May 31, 2020
by Tom Shanahan, S.J.
Creighton University's Athletic Department
click here for photo and information about the writer

Pentecost Sunday - Mass during the Day
Lectionary: 63


Acts 2:1-11
Psalm 104:1, 24, 29-30, 31, 34
1 Corinthians 12:3b-7, 12-13
John 20:19-23

Pope Francis' homily for Pentecost - 2019
| 2018 |

Weekly Guide for Daily Prayer


“Glory be to the Father and to the Son and to the Holy Spirit,” is our profound and central prayer of remembering, honoring, and praising God.  Today we celebrate the feast of Pentecost, a feast that explicitly acknowledges receiving the Holy Spirit as guide for our daily lives.

Pentecost gratefully honors God’s saving and desire-for-our holiness in our contemporary world.  In his consoling address to the disciples as he was about to leave them, he promised that they would not be abandoned, but would receive the Spirit to continue the work of saving and making us holy.
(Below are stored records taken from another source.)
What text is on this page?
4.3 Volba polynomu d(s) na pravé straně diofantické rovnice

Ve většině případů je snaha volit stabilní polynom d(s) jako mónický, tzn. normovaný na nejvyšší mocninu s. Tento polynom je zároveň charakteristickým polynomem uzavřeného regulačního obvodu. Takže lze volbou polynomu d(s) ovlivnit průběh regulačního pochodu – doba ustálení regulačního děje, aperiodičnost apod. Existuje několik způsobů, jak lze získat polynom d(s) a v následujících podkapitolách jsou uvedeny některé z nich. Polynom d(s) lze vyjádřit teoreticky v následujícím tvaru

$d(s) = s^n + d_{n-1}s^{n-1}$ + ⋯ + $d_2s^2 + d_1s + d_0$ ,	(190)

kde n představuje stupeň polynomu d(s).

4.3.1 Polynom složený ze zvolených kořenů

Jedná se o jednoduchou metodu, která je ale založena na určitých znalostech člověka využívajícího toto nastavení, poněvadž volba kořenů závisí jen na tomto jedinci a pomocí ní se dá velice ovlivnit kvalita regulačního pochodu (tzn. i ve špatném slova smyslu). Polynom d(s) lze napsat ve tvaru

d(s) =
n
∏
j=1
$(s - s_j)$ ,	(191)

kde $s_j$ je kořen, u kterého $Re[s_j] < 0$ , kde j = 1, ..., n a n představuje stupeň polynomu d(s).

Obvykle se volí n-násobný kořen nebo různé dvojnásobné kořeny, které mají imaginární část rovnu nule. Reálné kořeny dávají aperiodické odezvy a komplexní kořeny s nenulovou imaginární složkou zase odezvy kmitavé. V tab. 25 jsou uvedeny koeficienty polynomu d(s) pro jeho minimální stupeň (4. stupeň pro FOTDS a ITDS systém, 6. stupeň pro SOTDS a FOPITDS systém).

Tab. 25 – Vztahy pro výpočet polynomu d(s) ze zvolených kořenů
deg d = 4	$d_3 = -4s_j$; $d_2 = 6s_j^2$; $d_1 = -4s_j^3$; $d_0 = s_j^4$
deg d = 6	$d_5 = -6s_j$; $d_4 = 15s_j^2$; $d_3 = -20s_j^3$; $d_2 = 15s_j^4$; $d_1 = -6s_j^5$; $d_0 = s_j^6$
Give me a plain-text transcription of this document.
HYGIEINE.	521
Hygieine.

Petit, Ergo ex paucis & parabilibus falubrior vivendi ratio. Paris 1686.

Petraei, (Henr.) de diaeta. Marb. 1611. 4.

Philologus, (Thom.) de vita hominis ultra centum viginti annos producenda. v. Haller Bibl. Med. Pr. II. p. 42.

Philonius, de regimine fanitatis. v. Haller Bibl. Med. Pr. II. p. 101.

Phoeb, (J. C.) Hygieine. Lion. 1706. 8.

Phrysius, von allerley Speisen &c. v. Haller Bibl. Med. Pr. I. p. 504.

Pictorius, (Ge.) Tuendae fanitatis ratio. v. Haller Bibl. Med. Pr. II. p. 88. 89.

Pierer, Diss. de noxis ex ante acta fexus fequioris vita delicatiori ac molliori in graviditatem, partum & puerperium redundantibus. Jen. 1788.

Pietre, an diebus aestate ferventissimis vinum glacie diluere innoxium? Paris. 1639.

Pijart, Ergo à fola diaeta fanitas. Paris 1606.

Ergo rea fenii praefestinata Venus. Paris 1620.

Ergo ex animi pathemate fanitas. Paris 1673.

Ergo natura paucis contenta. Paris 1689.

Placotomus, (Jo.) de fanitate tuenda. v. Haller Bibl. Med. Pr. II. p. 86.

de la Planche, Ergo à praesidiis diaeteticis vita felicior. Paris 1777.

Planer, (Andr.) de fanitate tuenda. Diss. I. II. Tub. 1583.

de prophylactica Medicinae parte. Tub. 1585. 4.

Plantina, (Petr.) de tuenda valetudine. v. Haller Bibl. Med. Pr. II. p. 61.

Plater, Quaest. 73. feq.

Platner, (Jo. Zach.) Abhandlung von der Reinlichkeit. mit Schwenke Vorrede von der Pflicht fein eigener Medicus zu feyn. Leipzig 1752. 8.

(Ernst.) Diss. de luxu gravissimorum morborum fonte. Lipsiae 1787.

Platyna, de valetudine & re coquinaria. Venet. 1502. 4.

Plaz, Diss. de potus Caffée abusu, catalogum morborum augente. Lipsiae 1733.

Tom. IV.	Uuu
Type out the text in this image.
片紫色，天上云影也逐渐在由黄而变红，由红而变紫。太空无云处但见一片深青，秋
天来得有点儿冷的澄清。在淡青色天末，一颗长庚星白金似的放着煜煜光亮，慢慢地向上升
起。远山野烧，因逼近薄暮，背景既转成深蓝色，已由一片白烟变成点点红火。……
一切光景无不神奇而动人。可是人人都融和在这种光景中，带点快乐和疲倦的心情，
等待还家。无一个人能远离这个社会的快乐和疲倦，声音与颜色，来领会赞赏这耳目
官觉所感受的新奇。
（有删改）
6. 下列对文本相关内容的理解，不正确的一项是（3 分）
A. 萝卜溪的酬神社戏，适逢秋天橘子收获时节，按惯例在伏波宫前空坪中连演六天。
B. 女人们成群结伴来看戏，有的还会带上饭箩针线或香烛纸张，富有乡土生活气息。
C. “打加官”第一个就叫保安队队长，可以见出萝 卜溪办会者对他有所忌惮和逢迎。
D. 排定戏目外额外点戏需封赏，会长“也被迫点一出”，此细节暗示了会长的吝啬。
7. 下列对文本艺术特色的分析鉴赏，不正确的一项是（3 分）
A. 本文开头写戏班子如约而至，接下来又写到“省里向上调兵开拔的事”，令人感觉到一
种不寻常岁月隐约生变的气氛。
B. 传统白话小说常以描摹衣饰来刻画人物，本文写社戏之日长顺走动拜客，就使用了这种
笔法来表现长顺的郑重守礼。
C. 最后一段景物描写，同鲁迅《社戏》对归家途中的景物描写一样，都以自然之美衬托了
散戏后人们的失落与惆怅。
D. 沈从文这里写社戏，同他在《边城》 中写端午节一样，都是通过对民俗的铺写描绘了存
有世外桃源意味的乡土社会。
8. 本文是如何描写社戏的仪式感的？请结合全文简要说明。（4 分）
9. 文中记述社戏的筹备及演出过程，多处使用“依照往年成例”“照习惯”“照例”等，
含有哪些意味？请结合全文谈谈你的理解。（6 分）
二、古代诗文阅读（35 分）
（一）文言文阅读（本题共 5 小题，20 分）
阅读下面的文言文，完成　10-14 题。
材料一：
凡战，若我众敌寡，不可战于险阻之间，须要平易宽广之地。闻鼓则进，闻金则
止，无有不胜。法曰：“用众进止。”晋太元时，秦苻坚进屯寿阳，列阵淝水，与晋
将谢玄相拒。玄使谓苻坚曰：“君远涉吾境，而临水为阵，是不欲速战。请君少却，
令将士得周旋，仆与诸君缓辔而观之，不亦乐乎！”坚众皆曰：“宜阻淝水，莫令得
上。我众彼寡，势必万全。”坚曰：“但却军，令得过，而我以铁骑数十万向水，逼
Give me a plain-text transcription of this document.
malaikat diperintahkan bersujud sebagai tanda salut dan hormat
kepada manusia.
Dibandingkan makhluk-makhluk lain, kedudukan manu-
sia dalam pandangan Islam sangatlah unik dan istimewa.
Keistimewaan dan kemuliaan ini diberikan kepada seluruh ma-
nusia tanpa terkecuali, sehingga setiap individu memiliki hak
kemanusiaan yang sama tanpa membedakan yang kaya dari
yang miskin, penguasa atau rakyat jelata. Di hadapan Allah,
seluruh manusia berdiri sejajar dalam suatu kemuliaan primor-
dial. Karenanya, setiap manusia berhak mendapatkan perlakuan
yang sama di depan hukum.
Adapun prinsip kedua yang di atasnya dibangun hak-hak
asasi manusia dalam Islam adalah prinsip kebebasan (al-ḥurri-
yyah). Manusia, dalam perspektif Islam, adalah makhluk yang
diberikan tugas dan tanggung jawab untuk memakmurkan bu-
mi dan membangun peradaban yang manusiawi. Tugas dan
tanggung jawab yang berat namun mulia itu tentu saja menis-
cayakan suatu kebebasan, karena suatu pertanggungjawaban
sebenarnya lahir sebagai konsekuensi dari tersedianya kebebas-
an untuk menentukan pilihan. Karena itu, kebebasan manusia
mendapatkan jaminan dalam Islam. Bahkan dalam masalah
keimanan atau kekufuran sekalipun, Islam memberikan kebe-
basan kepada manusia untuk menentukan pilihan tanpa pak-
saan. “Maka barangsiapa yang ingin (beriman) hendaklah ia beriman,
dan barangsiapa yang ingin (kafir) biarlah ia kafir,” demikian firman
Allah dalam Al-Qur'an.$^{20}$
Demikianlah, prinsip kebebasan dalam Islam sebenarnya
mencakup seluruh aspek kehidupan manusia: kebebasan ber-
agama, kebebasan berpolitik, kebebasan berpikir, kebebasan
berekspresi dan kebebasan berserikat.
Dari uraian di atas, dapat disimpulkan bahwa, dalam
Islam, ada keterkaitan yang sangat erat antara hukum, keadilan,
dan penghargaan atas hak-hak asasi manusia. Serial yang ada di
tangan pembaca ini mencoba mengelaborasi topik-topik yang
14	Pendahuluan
Sometimes it is a struggle to discover the ways of the Holy Spirit, but the “gifts” of the Spirit are guides for their discovery.  Whenever we experience love, joy, greatness of heart and realization of God’s presence, that is the Holy Spirit’s work in us.  Their opposites do not come from God’s Spirit!

There are many images of the Spirit’s presence for us better to find God’s Spirit.  The Spirit is the promised Advocate (on our side, pleading for us). The breath of the Spirit hovers over the chaos that ruled before creation.  The spirit is the breath that animates the clay of earth that becomes Adam. Breath and fire dominate the expressions of who the Spirit is and how the Spirit presents his advocacy on our behalf: dove; tongues of fire; cloud, wind; flame; befriender and deifier.

Pentecost is the birth of the Church.  After the tongues of fire rest above their heads, the disciples immediately preach to the people: Parthians, Medes, inhabitants of Mesopotamia and travelers from Rome.  People from all over the known world who speak different tongues, yet each one hears and understands in their own language.  The embodiment of the Holy Spirit’s primary role in our history begins at that moment and continues till now.

In our contemporary surroundings we are inheritors of the Spirit’s life and love and are blessed to discover the Spirit made manifest to our senses each.  It is as if the Holy Spirit lusts to show us physically who he is and how he loves and cares for us, in our own language, our senses.  Can I open myself to see, hear and touch the Spirit’s blessings?  Can I be open to the call to notice and respond?

Lord, especially these days as we endure the violence of Covid19, send us your Spirit.  Grace us with wisdom and discernment, courage to be strong of faith, and keenly aware of your care and comfort.  Teach us to recognize you in these gifts of your Spirit and to accept gratefully your desire for our constant growth as your people.